Prices at Cuba's dollar-only stores to increase by 10 percent to 30 percent
HAVANA (AP) _ Cubans could soon be paying between 10 and 30 percent more for staples such as cooking oil, pasta and cheese after the country's dollar-only stores were ordered to mark up their prices,
Friday, May 21st 2004, 6:11 am
By: News On 6
HAVANA (AP) _ Cubans could soon be paying between 10 and 30 percent more for staples such as cooking oil, pasta and cheese after the country's dollar-only stores were ordered to mark up their prices, according to a document obtained by The Associated Press.
The communist government abruptly closed the stores early last week, angered at U.S. moves to tighten the 44-year American embargo against Cuba. Officials have said the stores would reopen with items selling for higher prices, but have not given a date. Gasoline prices will also increase, the government has warned.
Cuban leaders are worried that the shops, which only accept U.S. dollars, are creating social inequality. The elite, with access to greenbacks, can easily buy everyday goods that a doctor cannot on a salary equivalent to $25 a month.
Cubans have free rent and receive free health care, university education and other services. Some receive meals at work.
But wages average the equivalent of about $20 a month and monthly rations of nearly free food have dwindled in recent years.
Cubans who can get dollars that filter through the economy from tourism and family remittances from abroad turn to hard-currency shops for food products and other goods that are difficult to obtain for pesos.
Cuba was forced to implement liberal reforms in the early 1990s to cope with the loss of Soviet aid and trade. Possession of dollars was legalized in 1993 to draw hard currency from growing tourism and family purchases at the state stores.
The government has steadily offered more and more goods in U.S. currency while the Cuban ration book of items available in pesos has dwindled.
The document, issued by the Domestic Trade Ministry and directed to managers of dollar-only stores, provides a detailed list of price increases.
It is dated May 17, and attributed to Jacinto Angulo Pardo, an official at the ministry.
The prices of staple goods _ such as baby food, soup, cereal, pasta, meat and cooking oil _ will increase by 10 percent, according to the document.

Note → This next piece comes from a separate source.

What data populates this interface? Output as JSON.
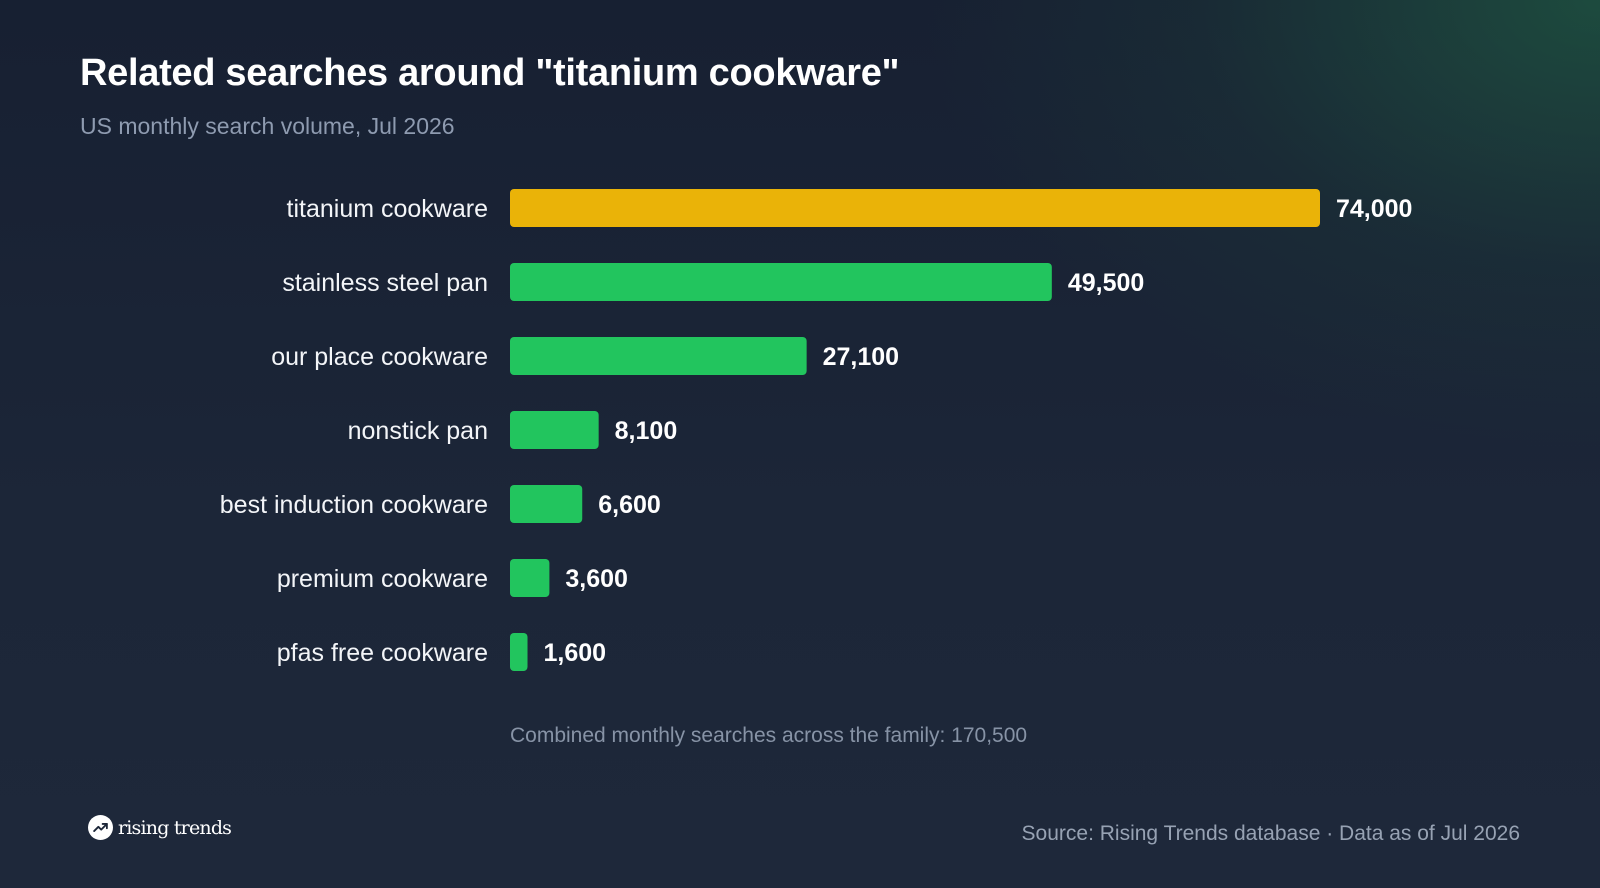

Other foods, like dried fruit, olives and condiments, will increase by 15 percent, as will the prices of film and office supplies.
Laundry detergent will cost between 12 percent and 20 percent more, and hand soap will cost between 20 cents and 80 cents, up from 15 cents and 70 cents.
Prices of clothing, shoes, electrical goods and furniture will increase between 10 percent and 15 percent. The cost of building materials will go up 10 percent, as will the price of personal hygiene items like deodorant, shampoo and shaving cream.
Among the steepest increases will be imposed on leather goods, which will rise up to 20 percent; imported cigarettes, up 20 percent; alcohol, up 25 percent; and local handicrafts and souvenirs, which will rise by 30 percent.
A similar document was circulated two years ago. But dollar-only stores were not shut down as they were this year, and the cost of some items, like cooking oil, were reduced after customers complained.
The U.S. proposals aim to reduce hard currency on the island by limiting how often Cuban-Americans can visit relatives, decreasing how much they can spend, and prohibiting money transfers to Cuban officials and Communist Party members.
Fidel Castro's government has denounced the proposals, and officials organized a huge protest march last week in Havana.
Russia on Thursday called the U.S. measures a counterproductive step reminiscent of the Cold War.
``In today's rapidly globalizing world, any attempts to isolate any individual country are, in our view, counterproductive,'' Foreign Ministry spokesman Alexander Yakovenko said in Moscow.